Regex-Only Guide to Strip JSONC Comments in Python Without Breaking Strings or URLs

Learn a robust regex-only method in Python to remove JSONC // and /* */ comments while preserving quoted strings and URLs, producing clean, valid JSON safely.

Stripping comments from JSONC to obtain valid JSON looks simple until string literals get in the way. URLs, paths, and other values can contain double slashes, so a naive regex that nukes everything from // to the end of a line will corrupt data. Below is a robust, regex-only approach in Python that preserves quoted strings while removing comments.

Problem overview

The input is JSONC, a superset of JSON that allows comments. The task is to remove comments and end up with valid JSON using only regex. The catch is that // may appear inside quoted strings, and a straightforward pattern removes too much.

Example that demonstrates the issue

First, a naive attempt that fails when // appears in string values:

import re
bad_rule = re.compile(r'\s//[^}]*')
result = bad_rule.sub('', data)

Consider this input. It is valid JSONC, pretty-formatted, and guaranteed to become valid JSON once comments are correctly removed:

//tried this sed -r 's#\s//[^}]*##'
//  also tried this '%^*3//s39()'
[
  {
    "test1" : "http://test.com",
    "test2" : "http://test.com",//test
    // any thing
    "ok" : 3,  //here 2
    "//networkpath1" : true, //whynot
    "//networkpath2" : true 
// ok
  },//eof
  {
    "statement" : "I like test cases"
}//eof
]

The naive regex will incorrectly strip parts of values containing http://, because it does not distinguish between // inside strings and actual comment delimiters.

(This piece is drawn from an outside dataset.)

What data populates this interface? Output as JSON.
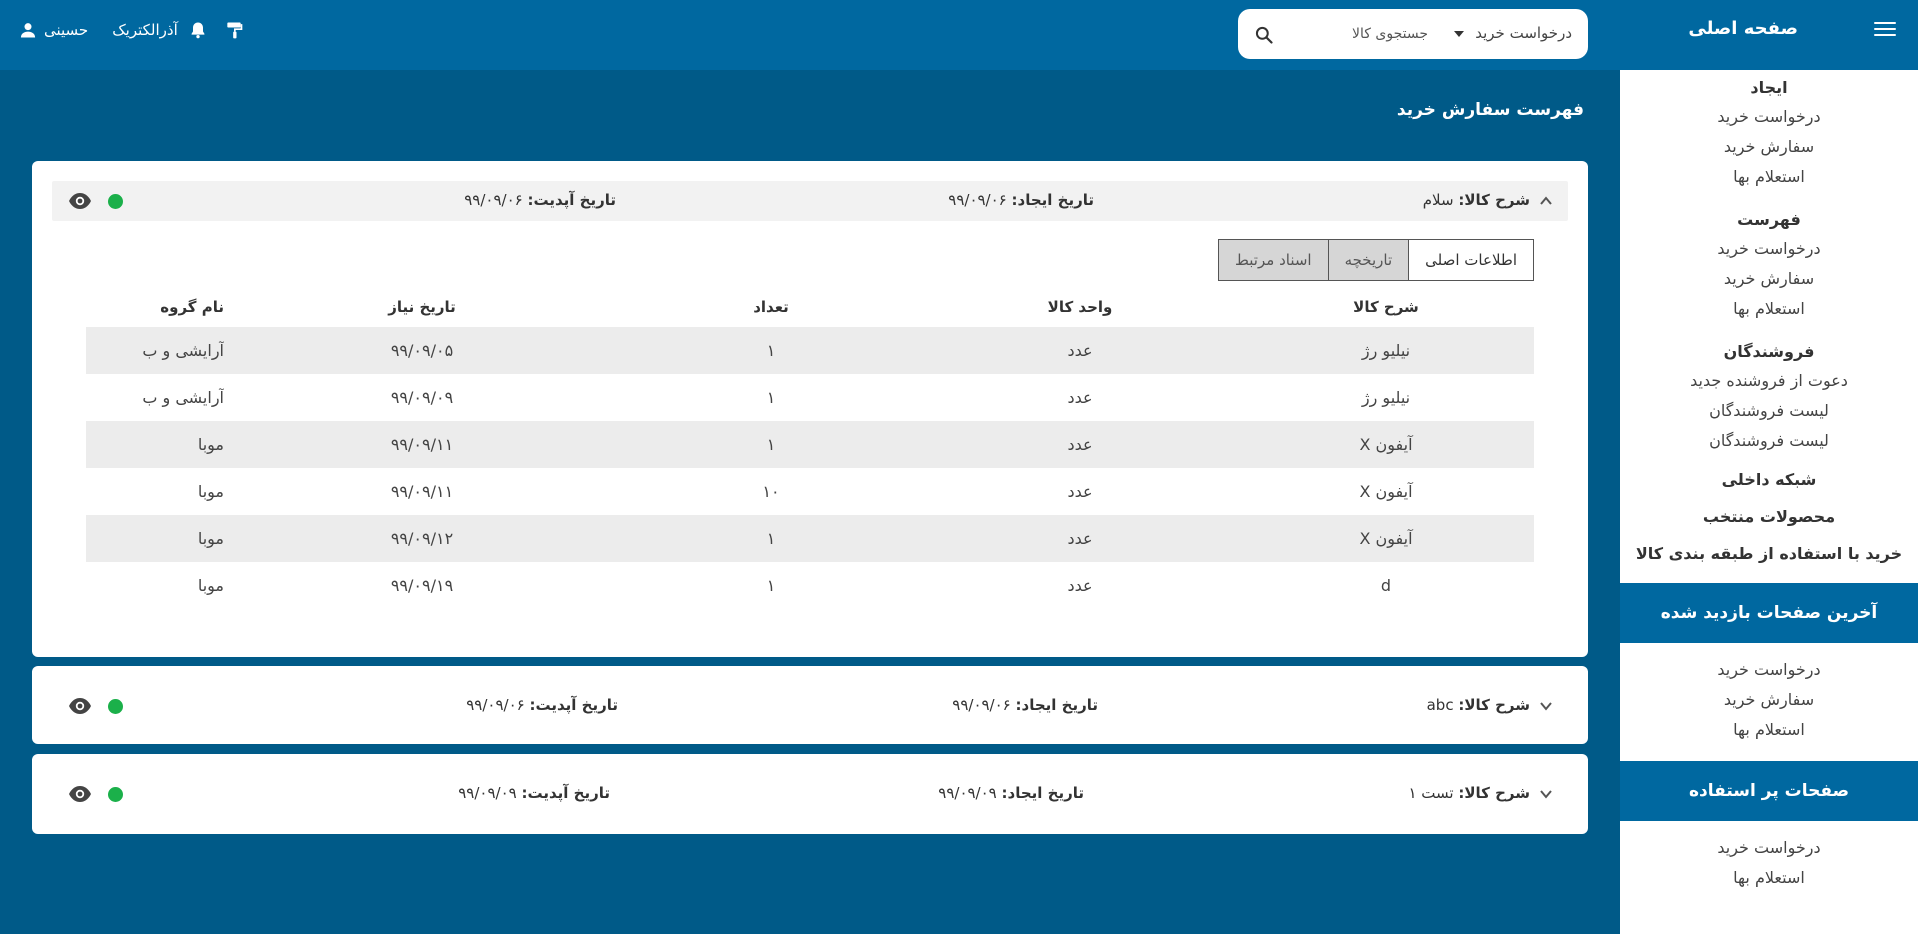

Why the naive approach breaks

Regex that blindly targets // up to some boundary does not understand the grammar of string literals. When // occurs within quotes, it is not the start of a comment, but the regex matches it anyway and removes legitimate content. The same risk exists for block comments if they are used, as /* and */ could also appear within quoted text.

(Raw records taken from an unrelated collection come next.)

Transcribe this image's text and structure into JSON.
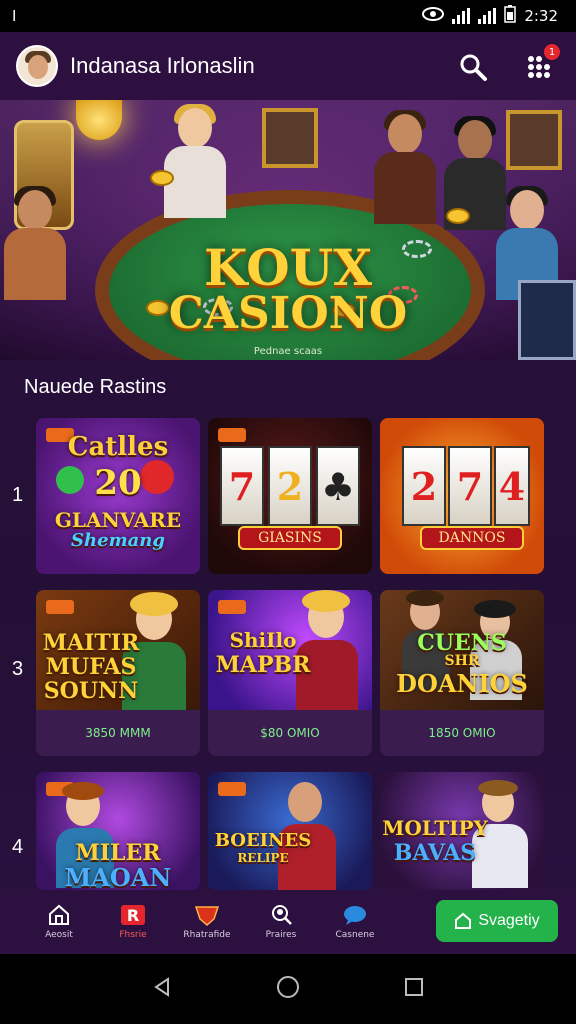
{
  "status_bar": {
    "left_indicator": "I",
    "time": "2:32"
  },
  "header": {
    "title": "Indanasa Irlonaslin",
    "notification_count": "1"
  },
  "hero": {
    "logo_line1": "KOUX",
    "logo_line2": "CASIONO",
    "subtitle": "Pednae scaas"
  },
  "section": {
    "title": "Nauede Rastins"
  },
  "rows": [
    {
      "number": "1"
    },
    {
      "number": "3"
    },
    {
      "number": "4"
    }
  ],
  "cards": [
    {
      "lines": [
        "Catlles",
        "20",
        "GLANVARE",
        "Shemang"
      ]
    },
    {
      "reels": [
        "7",
        "2",
        "♣"
      ],
      "banner": "GIASINS"
    },
    {
      "reels": [
        "2",
        "7",
        "4"
      ],
      "banner": "DANNOS"
    },
    {
      "lines": [
        "MAITIR",
        "MUFAS",
        "SOUNN"
      ],
      "caption": "3850 MMM"
    },
    {
      "lines": [
        "ShiIlo",
        "MAPBR"
      ],
      "caption": "$80 OMIO"
    },
    {
      "lines": [
        "CUENS",
        "SHR",
        "DOANIOS"
      ],
      "caption": "1850 OMIO"
    },
    {
      "lines": [
        "MILER",
        "MAOAN"
      ]
    },
    {
      "lines": [
        "BOEINES",
        "RELIPE"
      ]
    },
    {
      "lines": [
        "MOLTIPY",
        "BAVAS"
      ]
    }
  ],
  "bottom_nav": {
    "items": [
      {
        "label": "Aeosit",
        "icon": "home-icon"
      },
      {
        "label": "Fhsrie",
        "icon": "r-logo-icon"
      },
      {
        "label": "Rhatrafide",
        "icon": "shield-icon"
      },
      {
        "label": "Praires",
        "icon": "search-person-icon"
      },
      {
        "label": "Casnene",
        "icon": "chat-icon"
      }
    ],
    "cta_label": "Svagetiy"
  },
  "colors": {
    "accent_green": "#24b34a",
    "background": "#2b0f3e",
    "gold": "#ffd23a"
  }
}
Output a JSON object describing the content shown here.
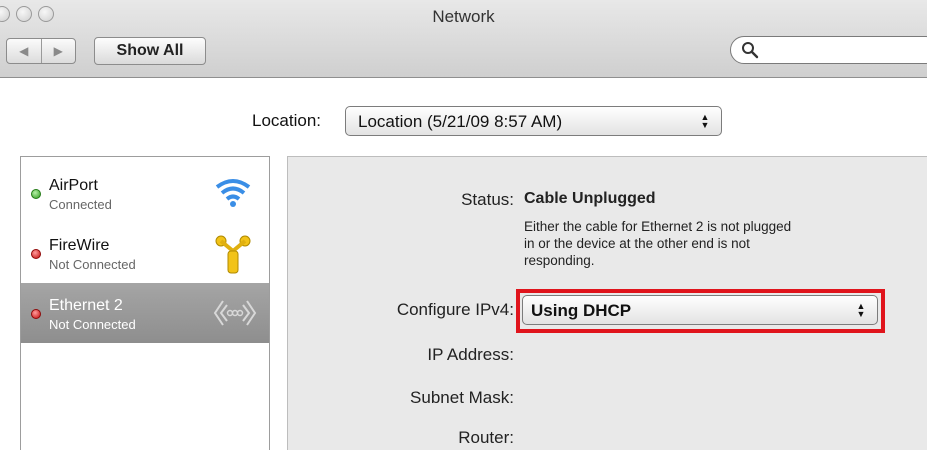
{
  "window": {
    "title": "Network"
  },
  "toolbar": {
    "back": "◀",
    "forward": "▶",
    "show_all": "Show All",
    "search_placeholder": ""
  },
  "location": {
    "label": "Location:",
    "value": "Location (5/21/09 8:57 AM)"
  },
  "services": [
    {
      "name": "AirPort",
      "status": "Connected",
      "status_color": "#2d9b1d",
      "icon": "wifi-icon"
    },
    {
      "name": "FireWire",
      "status": "Not Connected",
      "status_color": "#c40b0b",
      "icon": "firewire-icon"
    },
    {
      "name": "Ethernet 2",
      "status": "Not Connected",
      "status_color": "#c40b0b",
      "icon": "ethernet-icon",
      "selected": true
    }
  ],
  "detail": {
    "status_label": "Status:",
    "status_value": "Cable Unplugged",
    "status_desc_lines": [
      "Either the cable for Ethernet 2 is not plugged",
      "in or the device at the other end is not",
      "responding."
    ],
    "configure_label": "Configure IPv4:",
    "configure_value": "Using DHCP",
    "ip_label": "IP Address:",
    "subnet_label": "Subnet Mask:",
    "router_label": "Router:"
  },
  "highlight_color": "#e0141c"
}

Regex that preserves strings and removes comments

The workable strategy is to match both comments and quoted strings, capture the strings, and then re-insert the captured strings in the replacement. This keeps string literals intact while deleting line and block comments. The approach does not rely on indentation or specific line separators.

import re
rx_cleanup = re.compile(
    r'//.*|/\*[\s\S]*?\*/|("(\\.|.)*?")'
)
sanitized = rx_cleanup.sub(r'\1', data)

The pattern alternates between three parts. It matches // comments to the end of the line. It matches /* ... */ blocks using a construct that spans across any characters. And crucially, it matches a quoted string as a capturing group that allows escaped characters inside; the substitution injects that group back, so quoted content survives untouched while comments are removed.

Why this matters

Removing comments from JSONC with regex is attractive for quick preprocessing, but correctness hinges on not mangling string values. URLs and similar data frequently contain //, and any accidental removal leads to invalid JSON or broken semantics. Preserving quoted strings while stripping comments addresses this without depending on specific formatting.

Takeaways

If you must use regex for converting JSONC to JSON, protect quoted strings and re-insert them during substitution. The shown pattern targets both // and /* ... */ styles, even though only // may be needed, and it does not assume a particular indentation or line style. With the guarantee that removing comments yields valid JSON, this method provides a concise and practical solution.